Pensif, les coudes en appui sur les genoux, les mains jointes devant sa bouche, il soupira de découragement face à son incapacité à chasser les terribles images qui repassaient en boucle dans son esprit depuis l'insoutenable scène à laquelle il avait assisté au château.

En entrant dans la chambre, il avait tout d'abord poussé un soupir de soulagement en la découvrant vivante tant il avait craint le pire pendant qu'il courrait à sa rescousse. Elle était vivante, pour sûr, mais aussi à moitié dévêtue et toute échevelée, et pendant quelques secondes, il s'était trouvé incapable de réagir, trop choqué par ce qui se déroulait sous ses yeux. Son frère se tenait roulé en chien de fusil sur le sol, essayant tant bien que mal de se protéger tandis qu'elle le frappait de ses poings et de ses pieds avec des cris étranglés de rage. Pourtant, avec sa haute stature, Rodolphe aurait pu d'un seul geste la repousser, mais il semblait terrorisé par la fureur qui émanait d'elle, saisissant contraste avec son petit corps frêle qui, sans aucune pitié, s'acharnait sur lui. C'était quand elle s'était dirigée vers la cheminée et qu'elle avait saisi l'énorme chandelier qui trônait sur le manteau, que Terry s'était précipité vers elle pour la retenir. Elle avait levé la tête de surprise et ce qu'il avait lu alors dans ses yeux l'avait horrifié : un regard fou, empreint de colère mais aussi de terreur et de dégoût.

- Dieu du ciel ! - avait-il gémi en la prenant dans ses bras - Que t'a-t-il fait ? Que t'a-t-il fait ????

Il l'avait serrée fort contre lui, bredouillant à son oreille des mots qui se voulaient rassurants, mais emportée dans sa confusion, elle ne l'avait pas entendu et s'était débattue en geignant comme une bête apeurée.
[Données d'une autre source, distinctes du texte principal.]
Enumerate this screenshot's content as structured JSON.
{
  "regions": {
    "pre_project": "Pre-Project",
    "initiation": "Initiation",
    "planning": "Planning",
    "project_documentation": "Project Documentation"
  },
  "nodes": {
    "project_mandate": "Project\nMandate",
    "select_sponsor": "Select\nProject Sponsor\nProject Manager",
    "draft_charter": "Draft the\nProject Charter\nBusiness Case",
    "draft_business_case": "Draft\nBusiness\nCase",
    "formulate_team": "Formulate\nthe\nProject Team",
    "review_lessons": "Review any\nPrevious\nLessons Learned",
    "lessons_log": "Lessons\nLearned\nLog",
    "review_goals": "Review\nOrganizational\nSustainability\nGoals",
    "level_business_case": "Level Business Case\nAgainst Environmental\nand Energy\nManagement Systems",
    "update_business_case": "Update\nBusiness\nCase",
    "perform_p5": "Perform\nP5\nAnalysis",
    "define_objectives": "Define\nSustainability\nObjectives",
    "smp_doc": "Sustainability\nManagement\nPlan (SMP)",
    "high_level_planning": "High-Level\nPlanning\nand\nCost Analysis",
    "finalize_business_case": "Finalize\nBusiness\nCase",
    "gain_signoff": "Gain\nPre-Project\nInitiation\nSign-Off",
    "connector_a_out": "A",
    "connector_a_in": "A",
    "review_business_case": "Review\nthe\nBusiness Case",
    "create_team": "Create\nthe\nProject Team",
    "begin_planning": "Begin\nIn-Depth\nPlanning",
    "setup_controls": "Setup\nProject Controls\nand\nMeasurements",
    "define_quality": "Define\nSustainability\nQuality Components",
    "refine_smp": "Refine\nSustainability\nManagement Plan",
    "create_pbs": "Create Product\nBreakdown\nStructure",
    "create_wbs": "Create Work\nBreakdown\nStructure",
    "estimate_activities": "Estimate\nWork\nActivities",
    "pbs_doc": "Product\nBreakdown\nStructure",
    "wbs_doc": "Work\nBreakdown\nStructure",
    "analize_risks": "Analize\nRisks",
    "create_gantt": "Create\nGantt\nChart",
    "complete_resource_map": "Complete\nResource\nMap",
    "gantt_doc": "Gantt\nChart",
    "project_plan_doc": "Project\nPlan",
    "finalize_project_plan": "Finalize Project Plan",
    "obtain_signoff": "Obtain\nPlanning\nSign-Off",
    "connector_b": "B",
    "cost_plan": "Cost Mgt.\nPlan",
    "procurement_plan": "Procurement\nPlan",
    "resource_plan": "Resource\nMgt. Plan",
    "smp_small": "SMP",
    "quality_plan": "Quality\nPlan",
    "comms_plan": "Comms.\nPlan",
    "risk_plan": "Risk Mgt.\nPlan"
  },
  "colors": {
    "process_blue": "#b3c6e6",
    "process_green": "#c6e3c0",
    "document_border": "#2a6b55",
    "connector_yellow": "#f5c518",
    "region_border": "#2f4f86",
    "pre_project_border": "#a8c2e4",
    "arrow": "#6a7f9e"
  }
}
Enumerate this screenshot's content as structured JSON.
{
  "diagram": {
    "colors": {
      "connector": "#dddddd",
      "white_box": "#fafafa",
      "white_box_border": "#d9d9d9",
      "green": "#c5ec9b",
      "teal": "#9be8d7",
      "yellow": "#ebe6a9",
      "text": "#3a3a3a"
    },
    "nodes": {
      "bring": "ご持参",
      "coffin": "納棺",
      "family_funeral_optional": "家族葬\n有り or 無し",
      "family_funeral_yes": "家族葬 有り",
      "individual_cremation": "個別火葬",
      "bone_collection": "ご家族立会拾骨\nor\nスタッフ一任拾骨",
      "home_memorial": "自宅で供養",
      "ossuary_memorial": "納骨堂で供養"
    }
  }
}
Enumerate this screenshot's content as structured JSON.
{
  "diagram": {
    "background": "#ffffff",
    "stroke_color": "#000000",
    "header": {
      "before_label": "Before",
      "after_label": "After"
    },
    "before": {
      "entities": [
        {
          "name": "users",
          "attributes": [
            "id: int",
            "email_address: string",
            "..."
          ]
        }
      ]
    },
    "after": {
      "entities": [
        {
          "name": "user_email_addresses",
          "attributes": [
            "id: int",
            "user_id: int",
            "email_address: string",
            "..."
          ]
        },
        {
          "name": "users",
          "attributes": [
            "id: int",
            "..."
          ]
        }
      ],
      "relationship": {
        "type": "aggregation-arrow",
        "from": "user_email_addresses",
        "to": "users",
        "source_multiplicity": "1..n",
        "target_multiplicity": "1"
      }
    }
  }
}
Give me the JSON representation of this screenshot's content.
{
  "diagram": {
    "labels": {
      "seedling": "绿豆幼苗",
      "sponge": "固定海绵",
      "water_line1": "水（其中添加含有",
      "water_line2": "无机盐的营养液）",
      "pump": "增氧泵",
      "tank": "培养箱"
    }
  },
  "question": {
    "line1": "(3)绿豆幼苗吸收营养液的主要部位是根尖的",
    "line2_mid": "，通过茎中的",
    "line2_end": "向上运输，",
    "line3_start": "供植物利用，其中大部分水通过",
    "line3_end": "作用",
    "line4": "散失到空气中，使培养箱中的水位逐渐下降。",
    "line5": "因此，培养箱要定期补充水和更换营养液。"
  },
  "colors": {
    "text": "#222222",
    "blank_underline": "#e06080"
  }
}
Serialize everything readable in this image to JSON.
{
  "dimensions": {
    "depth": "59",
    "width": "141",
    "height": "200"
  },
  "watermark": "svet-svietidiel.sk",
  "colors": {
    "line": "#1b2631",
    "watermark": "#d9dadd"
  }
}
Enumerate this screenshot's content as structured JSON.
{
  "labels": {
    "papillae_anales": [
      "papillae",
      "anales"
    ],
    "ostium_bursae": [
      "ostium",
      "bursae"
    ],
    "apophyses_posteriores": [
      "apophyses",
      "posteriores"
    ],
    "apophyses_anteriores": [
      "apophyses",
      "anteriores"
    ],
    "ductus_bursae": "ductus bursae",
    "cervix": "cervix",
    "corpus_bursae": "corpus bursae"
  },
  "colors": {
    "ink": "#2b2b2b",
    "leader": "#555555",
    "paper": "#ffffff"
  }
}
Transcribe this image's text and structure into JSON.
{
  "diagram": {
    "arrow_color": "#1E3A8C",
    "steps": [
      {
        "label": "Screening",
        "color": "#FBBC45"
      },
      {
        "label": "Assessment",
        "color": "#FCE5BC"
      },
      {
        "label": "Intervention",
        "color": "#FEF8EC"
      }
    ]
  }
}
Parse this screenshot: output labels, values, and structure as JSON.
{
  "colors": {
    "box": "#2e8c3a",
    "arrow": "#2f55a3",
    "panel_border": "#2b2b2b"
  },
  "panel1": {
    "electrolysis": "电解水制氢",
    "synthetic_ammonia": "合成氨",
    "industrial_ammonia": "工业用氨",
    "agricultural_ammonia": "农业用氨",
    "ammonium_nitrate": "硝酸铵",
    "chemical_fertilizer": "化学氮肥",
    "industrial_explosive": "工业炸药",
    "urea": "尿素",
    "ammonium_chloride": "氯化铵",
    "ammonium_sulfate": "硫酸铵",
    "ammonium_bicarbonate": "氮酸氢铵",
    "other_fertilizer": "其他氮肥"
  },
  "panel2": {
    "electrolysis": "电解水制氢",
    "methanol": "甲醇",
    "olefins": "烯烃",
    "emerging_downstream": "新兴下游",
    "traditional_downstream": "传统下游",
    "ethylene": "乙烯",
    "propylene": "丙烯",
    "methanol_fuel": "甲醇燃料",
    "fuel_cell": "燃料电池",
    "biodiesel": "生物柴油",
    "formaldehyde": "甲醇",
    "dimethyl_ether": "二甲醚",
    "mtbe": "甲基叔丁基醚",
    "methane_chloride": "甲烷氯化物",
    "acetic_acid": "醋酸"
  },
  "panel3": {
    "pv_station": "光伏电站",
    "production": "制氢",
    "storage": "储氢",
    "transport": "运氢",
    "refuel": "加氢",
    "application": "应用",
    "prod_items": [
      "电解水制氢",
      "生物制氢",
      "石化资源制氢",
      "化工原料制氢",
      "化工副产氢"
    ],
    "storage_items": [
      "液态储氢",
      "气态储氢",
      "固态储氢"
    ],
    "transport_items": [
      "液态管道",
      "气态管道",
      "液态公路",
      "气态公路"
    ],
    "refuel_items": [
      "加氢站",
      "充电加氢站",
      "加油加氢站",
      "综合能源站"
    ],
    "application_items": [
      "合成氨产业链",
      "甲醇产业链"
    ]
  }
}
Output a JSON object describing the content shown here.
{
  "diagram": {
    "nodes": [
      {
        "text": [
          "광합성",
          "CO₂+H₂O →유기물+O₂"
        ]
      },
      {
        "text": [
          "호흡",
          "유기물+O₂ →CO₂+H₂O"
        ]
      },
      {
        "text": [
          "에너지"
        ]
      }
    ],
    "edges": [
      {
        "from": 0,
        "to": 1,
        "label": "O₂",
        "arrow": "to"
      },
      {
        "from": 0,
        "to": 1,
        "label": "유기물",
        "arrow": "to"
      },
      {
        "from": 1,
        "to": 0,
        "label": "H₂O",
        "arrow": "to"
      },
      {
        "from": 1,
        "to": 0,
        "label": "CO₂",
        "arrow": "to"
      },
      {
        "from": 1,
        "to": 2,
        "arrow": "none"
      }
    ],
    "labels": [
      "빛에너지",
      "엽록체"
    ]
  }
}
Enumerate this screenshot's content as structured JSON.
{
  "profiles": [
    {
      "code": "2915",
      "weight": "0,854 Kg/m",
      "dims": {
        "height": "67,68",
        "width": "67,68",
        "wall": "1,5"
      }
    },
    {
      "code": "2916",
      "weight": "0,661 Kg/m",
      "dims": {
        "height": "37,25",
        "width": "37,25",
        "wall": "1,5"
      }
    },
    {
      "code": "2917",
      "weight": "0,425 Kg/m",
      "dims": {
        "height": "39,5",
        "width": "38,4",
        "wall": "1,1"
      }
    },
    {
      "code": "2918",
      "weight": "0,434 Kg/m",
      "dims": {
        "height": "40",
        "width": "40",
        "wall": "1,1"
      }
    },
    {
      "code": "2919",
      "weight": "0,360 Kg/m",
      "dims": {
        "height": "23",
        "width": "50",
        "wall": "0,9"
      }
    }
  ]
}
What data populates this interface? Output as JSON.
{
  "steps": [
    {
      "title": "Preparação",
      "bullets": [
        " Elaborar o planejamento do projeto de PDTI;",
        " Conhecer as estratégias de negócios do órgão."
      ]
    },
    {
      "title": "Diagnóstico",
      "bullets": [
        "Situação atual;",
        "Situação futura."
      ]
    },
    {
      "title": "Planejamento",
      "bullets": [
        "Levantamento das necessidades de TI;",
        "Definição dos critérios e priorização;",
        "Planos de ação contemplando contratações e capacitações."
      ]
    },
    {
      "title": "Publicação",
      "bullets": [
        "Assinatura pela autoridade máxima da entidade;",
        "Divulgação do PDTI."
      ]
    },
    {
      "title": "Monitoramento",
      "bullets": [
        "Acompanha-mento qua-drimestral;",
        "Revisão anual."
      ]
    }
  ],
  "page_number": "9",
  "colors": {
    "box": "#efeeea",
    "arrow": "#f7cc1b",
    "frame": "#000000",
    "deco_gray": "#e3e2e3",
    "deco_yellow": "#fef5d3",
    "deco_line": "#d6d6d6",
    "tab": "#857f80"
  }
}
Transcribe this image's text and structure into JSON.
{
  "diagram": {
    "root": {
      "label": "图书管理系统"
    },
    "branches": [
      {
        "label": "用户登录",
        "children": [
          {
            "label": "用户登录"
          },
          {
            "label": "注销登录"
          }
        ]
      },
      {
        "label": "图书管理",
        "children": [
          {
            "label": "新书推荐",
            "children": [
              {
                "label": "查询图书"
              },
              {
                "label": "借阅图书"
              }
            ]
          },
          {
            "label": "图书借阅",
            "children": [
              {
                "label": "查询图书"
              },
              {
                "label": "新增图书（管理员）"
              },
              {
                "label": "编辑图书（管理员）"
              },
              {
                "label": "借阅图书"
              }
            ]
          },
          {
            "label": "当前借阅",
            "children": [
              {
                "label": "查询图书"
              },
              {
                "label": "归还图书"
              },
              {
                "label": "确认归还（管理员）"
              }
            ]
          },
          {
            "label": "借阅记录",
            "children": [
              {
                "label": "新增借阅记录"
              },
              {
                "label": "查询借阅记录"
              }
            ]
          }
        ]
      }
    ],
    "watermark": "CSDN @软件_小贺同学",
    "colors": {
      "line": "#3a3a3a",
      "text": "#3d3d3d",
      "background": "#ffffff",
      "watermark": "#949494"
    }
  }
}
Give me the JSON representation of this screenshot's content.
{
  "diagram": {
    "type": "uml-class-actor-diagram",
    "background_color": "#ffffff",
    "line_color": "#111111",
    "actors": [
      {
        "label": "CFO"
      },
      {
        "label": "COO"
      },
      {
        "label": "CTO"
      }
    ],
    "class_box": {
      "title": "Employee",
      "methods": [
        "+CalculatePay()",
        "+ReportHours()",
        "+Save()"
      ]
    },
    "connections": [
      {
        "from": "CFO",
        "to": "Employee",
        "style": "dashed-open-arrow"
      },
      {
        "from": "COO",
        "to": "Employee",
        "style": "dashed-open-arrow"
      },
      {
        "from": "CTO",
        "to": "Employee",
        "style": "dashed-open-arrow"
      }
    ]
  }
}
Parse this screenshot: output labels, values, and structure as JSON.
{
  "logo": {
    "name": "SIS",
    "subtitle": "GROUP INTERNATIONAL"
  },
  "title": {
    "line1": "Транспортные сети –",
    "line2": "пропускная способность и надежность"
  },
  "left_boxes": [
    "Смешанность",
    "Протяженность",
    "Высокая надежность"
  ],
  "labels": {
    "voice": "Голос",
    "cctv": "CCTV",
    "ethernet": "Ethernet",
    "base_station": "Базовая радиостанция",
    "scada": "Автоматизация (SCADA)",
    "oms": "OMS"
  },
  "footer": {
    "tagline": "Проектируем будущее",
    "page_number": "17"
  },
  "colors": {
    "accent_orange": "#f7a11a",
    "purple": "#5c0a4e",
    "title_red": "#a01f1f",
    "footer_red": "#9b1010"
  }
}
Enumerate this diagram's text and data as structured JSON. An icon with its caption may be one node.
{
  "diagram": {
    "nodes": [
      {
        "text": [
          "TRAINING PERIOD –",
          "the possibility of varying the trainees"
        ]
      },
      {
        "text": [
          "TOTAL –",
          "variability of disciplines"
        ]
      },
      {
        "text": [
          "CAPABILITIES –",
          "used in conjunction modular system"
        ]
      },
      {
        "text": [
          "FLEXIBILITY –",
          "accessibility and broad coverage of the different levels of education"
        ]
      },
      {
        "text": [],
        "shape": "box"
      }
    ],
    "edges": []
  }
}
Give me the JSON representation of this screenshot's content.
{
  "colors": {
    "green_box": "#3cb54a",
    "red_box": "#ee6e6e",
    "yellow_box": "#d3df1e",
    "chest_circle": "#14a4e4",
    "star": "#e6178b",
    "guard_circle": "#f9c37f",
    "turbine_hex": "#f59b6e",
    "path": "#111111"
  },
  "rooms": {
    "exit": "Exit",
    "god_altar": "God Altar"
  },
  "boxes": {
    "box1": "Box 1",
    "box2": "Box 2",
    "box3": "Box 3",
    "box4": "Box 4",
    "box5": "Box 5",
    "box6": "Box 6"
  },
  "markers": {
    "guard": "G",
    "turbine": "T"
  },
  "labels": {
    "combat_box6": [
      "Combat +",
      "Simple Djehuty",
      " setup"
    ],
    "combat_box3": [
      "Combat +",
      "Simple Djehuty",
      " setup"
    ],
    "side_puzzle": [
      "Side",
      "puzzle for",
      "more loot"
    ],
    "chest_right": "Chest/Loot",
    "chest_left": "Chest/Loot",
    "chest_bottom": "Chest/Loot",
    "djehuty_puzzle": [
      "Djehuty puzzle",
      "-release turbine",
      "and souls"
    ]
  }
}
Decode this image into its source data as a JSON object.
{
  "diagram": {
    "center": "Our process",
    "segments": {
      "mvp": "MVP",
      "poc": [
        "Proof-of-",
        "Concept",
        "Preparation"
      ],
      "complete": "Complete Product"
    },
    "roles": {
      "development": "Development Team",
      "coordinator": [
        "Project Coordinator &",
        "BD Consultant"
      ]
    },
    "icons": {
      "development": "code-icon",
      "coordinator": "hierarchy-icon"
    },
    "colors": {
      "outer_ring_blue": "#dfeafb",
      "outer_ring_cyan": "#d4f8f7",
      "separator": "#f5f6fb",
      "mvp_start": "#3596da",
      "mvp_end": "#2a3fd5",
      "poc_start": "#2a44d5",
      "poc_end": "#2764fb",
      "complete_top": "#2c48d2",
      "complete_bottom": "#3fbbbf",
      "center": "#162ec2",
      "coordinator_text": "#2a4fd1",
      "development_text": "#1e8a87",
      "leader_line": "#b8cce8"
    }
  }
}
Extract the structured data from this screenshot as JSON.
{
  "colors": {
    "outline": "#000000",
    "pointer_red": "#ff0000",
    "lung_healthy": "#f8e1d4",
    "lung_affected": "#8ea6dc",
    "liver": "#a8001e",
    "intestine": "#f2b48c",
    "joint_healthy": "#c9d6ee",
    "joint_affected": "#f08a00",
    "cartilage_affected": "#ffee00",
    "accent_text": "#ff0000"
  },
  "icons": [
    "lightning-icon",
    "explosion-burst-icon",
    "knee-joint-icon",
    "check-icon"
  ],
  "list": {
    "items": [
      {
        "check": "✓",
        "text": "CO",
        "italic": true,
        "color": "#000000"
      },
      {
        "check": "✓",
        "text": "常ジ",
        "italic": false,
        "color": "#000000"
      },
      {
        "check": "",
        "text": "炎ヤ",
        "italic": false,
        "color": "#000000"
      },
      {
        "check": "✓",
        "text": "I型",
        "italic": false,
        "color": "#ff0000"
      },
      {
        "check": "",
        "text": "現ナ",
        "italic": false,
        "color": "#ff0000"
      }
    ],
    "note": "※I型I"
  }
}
Finalement, sa voix, cette voix tendre et grave qu'elle chérissait tant, était parvenue à franchir les barrières de son esprit tourmenté, et elle s'était effondrée dans ses bras en sanglotant.

- Tu n'as rien ? Dis-moi que tu n'as rien ! - lui avait-il demandé, la voix brisée, tout en palpant ses épaules, ses bras, ses mains.

- Je... Je n'ai rien... - avait-elle répondu en hoquetant. Il lui semblait qu'elle émergeait d'un cauchemar. Mais cette fois, le monstre de ses rêves gisait à ses pieds, terrassé, et elle en éprouvait une véritable délivrance. Plus jamais, plus jamais elle ne laisserait quelqu'un poser ses mains ainsi sur elle !

Le bruit d'un frottement sur le sol avait alors interpellé Terry qui s'était retourné et avait aperçu son frère, qui, profitant de leur effusion, s'était redressé et avait entrepris de leur fausser compagnie. Ne pouvant plus refréner plus longuement l'envie furieuse de lui régler son compte, il s'était jeté sur lui et l'avait secoué sans aucun ménagement.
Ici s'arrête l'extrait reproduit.